Argenteuil, la magie des bords de Seine

Avouons-le, on a un petit temps de recul quand on nous dit Argenteuil, Val d'Oise, banlieue parisienne. Mais si je vous dis que c'était une ville, d'abord, de paysans et de viticulteurs. Et que de cette tradition, il n'en reste pas que des tableaux dans les musées, mais aussi des paysages et un état d'esprit... Je le sens bien, ça vient, vous commencez à aimer Argenteuil.

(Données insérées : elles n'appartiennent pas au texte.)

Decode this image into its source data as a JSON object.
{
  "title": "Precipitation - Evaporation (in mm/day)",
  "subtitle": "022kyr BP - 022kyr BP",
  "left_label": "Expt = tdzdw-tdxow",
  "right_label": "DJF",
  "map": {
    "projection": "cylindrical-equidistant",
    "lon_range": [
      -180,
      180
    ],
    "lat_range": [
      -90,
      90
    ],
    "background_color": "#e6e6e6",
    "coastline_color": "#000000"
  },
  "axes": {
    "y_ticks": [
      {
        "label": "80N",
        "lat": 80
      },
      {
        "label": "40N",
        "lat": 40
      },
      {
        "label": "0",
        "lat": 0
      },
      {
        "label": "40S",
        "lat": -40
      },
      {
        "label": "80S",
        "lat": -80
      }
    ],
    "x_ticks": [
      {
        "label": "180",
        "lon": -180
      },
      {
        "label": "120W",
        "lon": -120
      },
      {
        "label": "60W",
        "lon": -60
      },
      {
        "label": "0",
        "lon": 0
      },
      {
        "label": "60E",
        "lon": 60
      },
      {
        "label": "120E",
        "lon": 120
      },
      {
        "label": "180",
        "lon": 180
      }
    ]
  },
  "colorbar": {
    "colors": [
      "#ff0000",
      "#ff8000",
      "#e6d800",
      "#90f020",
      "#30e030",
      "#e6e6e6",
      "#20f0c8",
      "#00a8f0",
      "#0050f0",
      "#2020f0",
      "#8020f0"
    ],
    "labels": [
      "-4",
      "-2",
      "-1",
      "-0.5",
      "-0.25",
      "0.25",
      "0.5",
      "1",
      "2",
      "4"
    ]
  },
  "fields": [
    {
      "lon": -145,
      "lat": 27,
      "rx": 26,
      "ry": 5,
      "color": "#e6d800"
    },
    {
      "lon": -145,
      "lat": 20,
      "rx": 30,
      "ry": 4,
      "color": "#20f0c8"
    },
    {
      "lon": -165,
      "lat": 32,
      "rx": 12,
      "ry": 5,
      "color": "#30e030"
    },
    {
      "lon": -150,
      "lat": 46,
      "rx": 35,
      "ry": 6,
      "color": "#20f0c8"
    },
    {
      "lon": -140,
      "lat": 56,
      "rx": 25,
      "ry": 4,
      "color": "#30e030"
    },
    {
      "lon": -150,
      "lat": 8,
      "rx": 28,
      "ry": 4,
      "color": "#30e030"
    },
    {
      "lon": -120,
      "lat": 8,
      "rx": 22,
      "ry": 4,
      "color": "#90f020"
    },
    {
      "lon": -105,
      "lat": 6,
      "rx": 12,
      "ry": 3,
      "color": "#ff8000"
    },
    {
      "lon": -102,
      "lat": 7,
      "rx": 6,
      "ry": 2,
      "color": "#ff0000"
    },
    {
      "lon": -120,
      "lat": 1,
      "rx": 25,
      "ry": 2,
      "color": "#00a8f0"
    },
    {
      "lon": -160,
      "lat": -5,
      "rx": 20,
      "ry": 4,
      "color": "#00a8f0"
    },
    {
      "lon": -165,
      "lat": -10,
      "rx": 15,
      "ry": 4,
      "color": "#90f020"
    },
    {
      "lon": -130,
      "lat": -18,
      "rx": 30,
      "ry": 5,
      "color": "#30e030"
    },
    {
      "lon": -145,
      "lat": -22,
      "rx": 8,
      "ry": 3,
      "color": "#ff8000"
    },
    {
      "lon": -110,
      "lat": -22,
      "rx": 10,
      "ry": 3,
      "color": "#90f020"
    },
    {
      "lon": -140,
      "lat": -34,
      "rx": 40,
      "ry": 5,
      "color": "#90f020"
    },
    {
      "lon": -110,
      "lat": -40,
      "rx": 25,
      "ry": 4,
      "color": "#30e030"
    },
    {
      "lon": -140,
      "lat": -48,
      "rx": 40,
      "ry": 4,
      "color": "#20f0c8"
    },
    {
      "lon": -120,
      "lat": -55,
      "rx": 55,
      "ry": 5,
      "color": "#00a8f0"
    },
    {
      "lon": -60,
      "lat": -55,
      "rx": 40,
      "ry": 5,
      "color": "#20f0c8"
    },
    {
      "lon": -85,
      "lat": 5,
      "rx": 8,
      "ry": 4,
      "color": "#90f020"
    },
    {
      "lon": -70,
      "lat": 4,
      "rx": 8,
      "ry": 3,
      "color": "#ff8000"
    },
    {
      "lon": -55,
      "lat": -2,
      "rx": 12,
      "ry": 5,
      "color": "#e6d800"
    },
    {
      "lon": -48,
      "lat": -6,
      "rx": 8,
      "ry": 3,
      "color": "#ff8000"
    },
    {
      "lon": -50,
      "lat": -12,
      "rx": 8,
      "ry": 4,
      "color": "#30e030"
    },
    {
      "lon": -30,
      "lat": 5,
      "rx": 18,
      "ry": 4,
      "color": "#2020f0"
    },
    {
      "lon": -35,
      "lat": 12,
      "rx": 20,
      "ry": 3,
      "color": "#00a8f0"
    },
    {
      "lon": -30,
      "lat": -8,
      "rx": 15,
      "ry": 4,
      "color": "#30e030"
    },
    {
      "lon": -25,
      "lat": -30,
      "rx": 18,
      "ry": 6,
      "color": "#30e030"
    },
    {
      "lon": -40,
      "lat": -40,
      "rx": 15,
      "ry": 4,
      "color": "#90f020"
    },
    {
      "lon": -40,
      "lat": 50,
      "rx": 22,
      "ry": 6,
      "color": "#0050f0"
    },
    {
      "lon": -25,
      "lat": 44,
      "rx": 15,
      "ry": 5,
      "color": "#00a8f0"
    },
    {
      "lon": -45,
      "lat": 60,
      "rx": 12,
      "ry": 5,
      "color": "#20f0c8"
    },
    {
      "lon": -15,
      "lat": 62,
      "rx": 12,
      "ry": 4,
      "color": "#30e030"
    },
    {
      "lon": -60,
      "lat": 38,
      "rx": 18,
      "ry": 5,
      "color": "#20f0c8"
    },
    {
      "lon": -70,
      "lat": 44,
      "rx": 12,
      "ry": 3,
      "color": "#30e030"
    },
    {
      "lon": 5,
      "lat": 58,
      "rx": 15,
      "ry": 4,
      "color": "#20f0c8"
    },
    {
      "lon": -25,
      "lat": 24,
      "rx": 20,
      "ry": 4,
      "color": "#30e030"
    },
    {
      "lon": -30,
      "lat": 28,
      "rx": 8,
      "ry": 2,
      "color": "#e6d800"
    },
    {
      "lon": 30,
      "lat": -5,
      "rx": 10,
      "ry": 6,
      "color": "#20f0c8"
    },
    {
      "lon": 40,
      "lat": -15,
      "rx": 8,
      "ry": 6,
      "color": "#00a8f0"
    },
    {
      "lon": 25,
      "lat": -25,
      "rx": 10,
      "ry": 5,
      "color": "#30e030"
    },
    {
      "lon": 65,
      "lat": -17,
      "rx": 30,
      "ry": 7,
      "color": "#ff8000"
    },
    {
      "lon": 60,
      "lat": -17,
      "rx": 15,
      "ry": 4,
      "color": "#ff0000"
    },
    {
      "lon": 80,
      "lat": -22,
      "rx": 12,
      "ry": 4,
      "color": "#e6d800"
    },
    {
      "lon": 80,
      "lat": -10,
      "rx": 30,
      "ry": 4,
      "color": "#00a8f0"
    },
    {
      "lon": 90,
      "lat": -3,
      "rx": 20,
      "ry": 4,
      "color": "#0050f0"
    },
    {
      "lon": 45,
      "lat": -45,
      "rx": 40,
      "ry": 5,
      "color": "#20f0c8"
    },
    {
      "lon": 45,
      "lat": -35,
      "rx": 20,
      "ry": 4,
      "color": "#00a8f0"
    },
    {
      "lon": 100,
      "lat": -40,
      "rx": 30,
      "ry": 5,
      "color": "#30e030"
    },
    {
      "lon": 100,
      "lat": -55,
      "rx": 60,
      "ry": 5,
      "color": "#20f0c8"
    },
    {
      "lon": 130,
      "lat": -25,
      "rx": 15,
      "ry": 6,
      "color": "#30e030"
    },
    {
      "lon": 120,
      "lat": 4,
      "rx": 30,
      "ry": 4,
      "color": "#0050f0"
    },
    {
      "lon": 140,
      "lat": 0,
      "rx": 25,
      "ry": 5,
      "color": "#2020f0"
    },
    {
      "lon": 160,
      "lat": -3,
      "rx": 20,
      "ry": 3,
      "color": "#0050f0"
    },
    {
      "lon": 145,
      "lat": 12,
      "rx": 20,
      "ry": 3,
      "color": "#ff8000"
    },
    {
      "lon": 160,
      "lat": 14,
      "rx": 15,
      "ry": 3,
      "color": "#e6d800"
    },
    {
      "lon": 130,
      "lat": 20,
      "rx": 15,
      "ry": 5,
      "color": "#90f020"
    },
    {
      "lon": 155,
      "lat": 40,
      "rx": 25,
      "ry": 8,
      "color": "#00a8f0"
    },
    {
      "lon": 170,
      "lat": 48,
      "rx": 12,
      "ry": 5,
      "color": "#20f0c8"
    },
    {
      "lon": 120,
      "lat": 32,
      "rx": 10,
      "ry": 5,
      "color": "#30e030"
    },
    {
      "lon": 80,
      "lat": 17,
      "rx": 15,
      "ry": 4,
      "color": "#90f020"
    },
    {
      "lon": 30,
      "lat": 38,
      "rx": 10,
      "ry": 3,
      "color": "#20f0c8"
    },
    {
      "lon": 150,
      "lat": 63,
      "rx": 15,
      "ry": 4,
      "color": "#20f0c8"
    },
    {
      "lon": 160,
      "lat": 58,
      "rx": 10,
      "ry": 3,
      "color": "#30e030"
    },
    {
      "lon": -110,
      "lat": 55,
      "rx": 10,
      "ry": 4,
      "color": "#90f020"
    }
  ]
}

Une cave dîmière du XIIIe siècle

C'est d'ailleurs un viticulteur, d'après ce qu'on m'a dit, qui découvre en 1867 un truc génial, précisément une allée couverte avec des poignards, des pointes de flèches et des haches, c'est en fait une sépulture. Je ne saurais vous dire qui l'a découverte mais Argenteuil abrite aussi une remarquable cave, avec des travées et arcs gothiques, qui bizarrement ne sert pas à stocker les vins. On l'appelle la cave dîmière parce qu'elle permettait de stocker tout ce que les agents des impôts collectaient en nature, et qu'on appelait la dîme.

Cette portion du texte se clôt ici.